Seguí poniendo mala cara un rato más y luego le contesté. Desde el principio había tenido que controlar el deseo de decir algo agradable, algo para mostrar lo conmovido que estaba.
—Bueno, entonces, mire —dijo Kashmarin—. Le conseguiré un trabajo en el que pagan el triple. Venga a verme mañana por la mañana al Hotel Monopole.
Le presentaré a una persona útil. El trabajo es una oportunidad y no quedan descartados viajes a la Costa Azul y a Italia. Negocios de automóviles. Vendrá a verme, entonces.
Había dado en el blanco, como dicen. Hacía tiempo que estaba harto de Weinstock y sus libros. Empecé a oler de nuevo las frías flores, ocultando en ellas mi alegría y mi agradecimiento.
Kashmarin se había llevado otra imagen de Smurov. ¿Importa cuál? Porque no existo; lo que existe son los millares de espejos que me reflejan. Cada vez que conozco a alguien, aumenta la población de fantasmas que se parecen a mí. Viven en alguna parte, se multiplican en alguna parte. Sólo yo no existo. Sin embargo, Smurov seguirá viviendo por mucho tiempo. Los dos muchachos, aquellos alumnos míos, envejecerán y alguna que otra imagen mía vivirá en ellos como un parásito tenaz. Y luego llegará el día en que morirá la última persona que me recuerde. Mi imagen, un feto de ese último testigo del delito que cometí por el simple hecho de haber nacido. Tal vez una historia casual sobre mí, una simple anécdota en la que aparezco yo, pasará de él a su hijo o a su nieto, y así mi nombre y mi fantasma aparecerán fugazmente aquí y allá por un tiempo más. Luego llegará el final.

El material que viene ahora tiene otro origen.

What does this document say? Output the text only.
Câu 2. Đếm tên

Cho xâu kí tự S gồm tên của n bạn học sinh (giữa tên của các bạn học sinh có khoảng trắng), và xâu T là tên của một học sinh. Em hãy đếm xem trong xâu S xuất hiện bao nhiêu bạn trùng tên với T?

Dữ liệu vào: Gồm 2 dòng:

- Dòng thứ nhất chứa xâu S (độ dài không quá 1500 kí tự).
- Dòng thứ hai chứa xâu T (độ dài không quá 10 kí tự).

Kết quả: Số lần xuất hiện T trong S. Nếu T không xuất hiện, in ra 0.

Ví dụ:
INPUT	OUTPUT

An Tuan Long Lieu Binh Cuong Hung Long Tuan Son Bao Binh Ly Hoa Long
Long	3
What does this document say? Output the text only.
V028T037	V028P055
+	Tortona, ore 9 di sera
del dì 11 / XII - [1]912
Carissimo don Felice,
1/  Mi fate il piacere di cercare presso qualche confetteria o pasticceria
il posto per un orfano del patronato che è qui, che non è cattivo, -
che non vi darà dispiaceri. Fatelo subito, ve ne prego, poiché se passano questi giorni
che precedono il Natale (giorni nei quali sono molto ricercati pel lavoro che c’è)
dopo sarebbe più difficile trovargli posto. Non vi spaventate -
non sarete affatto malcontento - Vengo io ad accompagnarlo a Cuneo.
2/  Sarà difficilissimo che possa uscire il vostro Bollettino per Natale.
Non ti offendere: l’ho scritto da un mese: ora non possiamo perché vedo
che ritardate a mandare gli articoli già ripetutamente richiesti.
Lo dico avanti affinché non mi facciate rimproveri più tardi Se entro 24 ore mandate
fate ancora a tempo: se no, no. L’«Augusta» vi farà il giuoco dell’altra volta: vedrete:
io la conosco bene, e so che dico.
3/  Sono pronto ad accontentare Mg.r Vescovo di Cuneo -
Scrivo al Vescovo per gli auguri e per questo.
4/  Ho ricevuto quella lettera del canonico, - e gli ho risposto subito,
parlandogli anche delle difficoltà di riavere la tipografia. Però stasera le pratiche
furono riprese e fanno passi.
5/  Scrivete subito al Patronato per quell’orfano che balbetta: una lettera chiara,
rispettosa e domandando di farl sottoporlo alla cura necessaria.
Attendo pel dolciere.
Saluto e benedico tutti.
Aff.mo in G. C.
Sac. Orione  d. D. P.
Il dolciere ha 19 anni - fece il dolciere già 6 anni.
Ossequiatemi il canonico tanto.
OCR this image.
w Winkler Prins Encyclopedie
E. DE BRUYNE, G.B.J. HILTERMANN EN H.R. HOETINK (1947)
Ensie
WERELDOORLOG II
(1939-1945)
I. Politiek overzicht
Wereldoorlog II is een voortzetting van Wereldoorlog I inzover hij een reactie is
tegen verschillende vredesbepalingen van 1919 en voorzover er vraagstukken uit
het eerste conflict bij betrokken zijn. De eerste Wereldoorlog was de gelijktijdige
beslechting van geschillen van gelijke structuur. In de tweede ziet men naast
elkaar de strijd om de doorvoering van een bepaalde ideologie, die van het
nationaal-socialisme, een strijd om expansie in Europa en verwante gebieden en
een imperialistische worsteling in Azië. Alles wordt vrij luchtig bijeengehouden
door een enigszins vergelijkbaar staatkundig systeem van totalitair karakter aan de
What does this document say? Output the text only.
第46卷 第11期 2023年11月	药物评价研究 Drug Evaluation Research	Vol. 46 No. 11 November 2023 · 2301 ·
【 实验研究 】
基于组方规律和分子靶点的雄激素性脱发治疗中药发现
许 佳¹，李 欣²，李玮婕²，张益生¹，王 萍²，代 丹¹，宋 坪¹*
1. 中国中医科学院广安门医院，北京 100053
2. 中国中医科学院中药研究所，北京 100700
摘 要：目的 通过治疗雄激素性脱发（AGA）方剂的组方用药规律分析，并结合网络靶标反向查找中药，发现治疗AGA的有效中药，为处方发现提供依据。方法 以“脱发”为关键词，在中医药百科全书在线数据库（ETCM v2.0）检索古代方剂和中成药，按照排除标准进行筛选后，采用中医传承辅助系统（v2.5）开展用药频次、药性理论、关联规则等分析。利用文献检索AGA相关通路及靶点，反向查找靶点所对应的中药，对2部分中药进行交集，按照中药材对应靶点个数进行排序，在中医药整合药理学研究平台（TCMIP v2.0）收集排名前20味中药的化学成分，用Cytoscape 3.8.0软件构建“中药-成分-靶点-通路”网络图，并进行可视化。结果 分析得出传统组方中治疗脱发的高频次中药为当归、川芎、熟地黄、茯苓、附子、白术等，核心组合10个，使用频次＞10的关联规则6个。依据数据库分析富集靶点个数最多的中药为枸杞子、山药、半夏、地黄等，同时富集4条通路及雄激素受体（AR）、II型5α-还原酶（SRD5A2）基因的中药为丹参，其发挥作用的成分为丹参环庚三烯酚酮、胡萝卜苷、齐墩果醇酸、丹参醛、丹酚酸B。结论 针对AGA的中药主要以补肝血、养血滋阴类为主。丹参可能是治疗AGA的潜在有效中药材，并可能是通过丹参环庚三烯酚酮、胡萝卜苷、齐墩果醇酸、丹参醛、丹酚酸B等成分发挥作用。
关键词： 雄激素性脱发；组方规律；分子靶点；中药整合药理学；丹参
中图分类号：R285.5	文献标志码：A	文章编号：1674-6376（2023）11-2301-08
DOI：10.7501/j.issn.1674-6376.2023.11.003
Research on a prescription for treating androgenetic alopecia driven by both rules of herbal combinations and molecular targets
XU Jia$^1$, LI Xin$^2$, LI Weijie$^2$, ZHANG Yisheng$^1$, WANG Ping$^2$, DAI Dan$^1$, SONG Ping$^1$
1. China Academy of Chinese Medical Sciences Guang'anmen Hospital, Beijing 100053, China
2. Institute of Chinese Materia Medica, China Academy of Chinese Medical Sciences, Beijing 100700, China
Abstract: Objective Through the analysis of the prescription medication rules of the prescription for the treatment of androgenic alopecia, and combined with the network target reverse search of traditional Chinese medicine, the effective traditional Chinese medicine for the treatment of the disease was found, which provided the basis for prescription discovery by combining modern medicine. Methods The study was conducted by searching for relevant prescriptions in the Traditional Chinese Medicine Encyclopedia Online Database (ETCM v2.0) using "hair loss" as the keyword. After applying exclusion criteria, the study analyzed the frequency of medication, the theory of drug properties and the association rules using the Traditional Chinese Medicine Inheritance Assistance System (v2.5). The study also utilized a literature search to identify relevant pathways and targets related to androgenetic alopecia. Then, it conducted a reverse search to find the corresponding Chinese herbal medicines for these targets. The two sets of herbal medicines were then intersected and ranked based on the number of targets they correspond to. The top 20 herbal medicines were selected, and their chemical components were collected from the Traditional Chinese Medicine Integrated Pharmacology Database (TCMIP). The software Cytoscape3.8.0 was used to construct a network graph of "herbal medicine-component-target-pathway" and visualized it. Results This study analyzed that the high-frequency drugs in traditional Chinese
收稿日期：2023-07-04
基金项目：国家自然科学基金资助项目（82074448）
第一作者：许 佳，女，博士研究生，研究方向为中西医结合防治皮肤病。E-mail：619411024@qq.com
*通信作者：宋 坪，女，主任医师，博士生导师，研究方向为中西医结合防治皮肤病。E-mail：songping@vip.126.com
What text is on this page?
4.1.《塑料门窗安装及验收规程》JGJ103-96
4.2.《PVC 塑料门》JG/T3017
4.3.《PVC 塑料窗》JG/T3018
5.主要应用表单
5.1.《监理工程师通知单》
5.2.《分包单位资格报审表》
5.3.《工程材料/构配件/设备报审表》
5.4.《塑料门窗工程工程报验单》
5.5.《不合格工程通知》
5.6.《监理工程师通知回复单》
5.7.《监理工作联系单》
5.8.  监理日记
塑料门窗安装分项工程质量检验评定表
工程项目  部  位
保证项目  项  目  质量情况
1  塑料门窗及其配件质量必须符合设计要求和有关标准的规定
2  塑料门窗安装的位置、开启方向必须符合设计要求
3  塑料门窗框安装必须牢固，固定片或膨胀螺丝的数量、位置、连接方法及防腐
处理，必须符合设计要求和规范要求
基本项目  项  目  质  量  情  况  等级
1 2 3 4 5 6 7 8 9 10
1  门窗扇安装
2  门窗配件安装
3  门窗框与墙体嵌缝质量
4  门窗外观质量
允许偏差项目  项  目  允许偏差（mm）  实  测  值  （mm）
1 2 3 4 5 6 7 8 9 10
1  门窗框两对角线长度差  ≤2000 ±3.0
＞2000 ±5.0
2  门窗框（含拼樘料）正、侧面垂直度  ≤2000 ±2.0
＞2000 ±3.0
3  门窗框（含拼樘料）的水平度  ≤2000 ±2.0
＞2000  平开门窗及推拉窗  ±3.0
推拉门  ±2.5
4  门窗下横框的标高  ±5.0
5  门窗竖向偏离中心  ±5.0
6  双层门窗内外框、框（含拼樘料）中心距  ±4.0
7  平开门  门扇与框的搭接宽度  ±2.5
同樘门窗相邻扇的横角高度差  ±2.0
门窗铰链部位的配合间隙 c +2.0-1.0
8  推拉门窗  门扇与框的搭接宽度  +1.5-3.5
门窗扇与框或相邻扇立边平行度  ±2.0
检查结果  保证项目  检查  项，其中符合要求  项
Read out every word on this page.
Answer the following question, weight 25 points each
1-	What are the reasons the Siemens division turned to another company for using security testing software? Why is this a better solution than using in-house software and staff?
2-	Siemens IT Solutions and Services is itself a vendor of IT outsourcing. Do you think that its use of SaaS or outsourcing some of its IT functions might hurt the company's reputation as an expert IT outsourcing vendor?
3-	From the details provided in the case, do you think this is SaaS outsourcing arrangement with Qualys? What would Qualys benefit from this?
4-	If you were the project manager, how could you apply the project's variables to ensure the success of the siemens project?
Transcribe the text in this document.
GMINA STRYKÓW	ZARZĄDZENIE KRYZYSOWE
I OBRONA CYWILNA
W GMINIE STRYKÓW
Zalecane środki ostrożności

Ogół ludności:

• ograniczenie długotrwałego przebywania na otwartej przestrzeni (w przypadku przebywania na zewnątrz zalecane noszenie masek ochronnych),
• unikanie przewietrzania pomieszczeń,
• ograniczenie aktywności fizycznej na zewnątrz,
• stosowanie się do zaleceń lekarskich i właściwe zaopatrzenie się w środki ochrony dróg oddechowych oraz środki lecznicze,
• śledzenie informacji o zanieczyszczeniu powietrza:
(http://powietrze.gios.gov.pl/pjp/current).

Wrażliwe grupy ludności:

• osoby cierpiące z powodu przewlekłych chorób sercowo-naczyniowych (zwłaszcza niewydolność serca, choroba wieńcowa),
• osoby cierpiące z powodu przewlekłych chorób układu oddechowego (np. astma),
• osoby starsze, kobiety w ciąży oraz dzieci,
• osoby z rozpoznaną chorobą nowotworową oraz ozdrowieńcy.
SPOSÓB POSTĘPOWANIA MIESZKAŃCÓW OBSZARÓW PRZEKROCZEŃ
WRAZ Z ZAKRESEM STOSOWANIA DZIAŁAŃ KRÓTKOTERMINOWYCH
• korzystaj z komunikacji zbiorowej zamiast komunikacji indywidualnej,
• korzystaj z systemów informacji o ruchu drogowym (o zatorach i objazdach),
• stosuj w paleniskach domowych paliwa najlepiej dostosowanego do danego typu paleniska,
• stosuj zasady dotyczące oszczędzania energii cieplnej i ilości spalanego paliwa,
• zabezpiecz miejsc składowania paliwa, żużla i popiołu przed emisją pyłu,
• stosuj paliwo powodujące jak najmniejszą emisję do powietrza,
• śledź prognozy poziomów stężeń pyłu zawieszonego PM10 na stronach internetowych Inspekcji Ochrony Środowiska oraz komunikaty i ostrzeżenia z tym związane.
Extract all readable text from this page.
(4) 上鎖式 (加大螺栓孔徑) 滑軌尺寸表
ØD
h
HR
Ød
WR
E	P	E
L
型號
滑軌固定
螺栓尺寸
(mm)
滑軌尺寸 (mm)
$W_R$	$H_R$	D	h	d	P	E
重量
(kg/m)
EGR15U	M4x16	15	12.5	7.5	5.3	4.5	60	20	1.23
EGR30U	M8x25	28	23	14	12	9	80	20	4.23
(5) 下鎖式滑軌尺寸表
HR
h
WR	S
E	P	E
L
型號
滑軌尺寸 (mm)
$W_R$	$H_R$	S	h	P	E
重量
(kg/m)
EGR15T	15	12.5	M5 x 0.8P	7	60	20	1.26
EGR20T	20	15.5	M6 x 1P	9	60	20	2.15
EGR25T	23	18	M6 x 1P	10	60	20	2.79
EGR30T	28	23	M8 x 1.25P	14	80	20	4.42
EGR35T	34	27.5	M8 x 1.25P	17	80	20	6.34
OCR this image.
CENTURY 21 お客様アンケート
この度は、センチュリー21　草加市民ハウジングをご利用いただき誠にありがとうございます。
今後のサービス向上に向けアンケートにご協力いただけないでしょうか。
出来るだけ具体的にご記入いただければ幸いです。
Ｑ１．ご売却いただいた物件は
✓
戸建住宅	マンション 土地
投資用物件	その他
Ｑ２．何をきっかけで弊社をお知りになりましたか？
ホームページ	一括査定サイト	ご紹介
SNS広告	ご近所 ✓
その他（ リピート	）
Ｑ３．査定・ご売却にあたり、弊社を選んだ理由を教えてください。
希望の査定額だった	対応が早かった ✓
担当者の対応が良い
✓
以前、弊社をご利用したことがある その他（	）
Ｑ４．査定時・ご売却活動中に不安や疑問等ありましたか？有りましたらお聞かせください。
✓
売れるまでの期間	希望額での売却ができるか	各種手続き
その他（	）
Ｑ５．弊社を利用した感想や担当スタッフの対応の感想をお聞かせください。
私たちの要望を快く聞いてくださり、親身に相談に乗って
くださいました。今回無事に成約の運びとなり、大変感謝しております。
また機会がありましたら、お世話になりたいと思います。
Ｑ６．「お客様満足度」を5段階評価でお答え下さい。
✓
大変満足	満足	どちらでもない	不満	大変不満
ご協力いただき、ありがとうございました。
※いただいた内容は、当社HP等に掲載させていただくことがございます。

Y, sin embargo, soy feliz. Sí, soy feliz. Lo juro, juro que soy feliz. Me he dado cuenta de que la única felicidad en este mundo consiste en observar, espiar, acechar, escudriñarse a uno mismo y a los demás, no ser más que un gran ojo, ligeramente vitreo, algo inyectado en sangre, imperturbable. Juro que esto es la felicidad. Qué importa que sea un poco chabacano, un poco detestable, y que nadie aprecie todas las cosas extraordinarias que hay en mí: mi fantasía, mi erudición, mi talento literario... Soy feliz de poder contemplarme a mí mismo, porque cualquier hombre es absorbente: ¡sí, realmente absorbente! El mundo, por mucho que lo intente, no puede insultarme. Soy invulnerable. ¿Y qué me importa si se casa con otro? A menudo sueño con sus vestidos y cosas en un interminable tendedero de éxtasis, en un incesante viento de posesión, y su marido nunca sabrá lo que hago con las sedas y las lanas de la bruja danzante. Este es el logro supremo del amor. Soy feliz: ¡sí, feliz! ¿Qué más puedo hacer para demostrarlo, cómo puedo proclamar que soy feliz? Oh, gritarlo para que por fin todos me creáis, gente cruel, pagada de sí misma...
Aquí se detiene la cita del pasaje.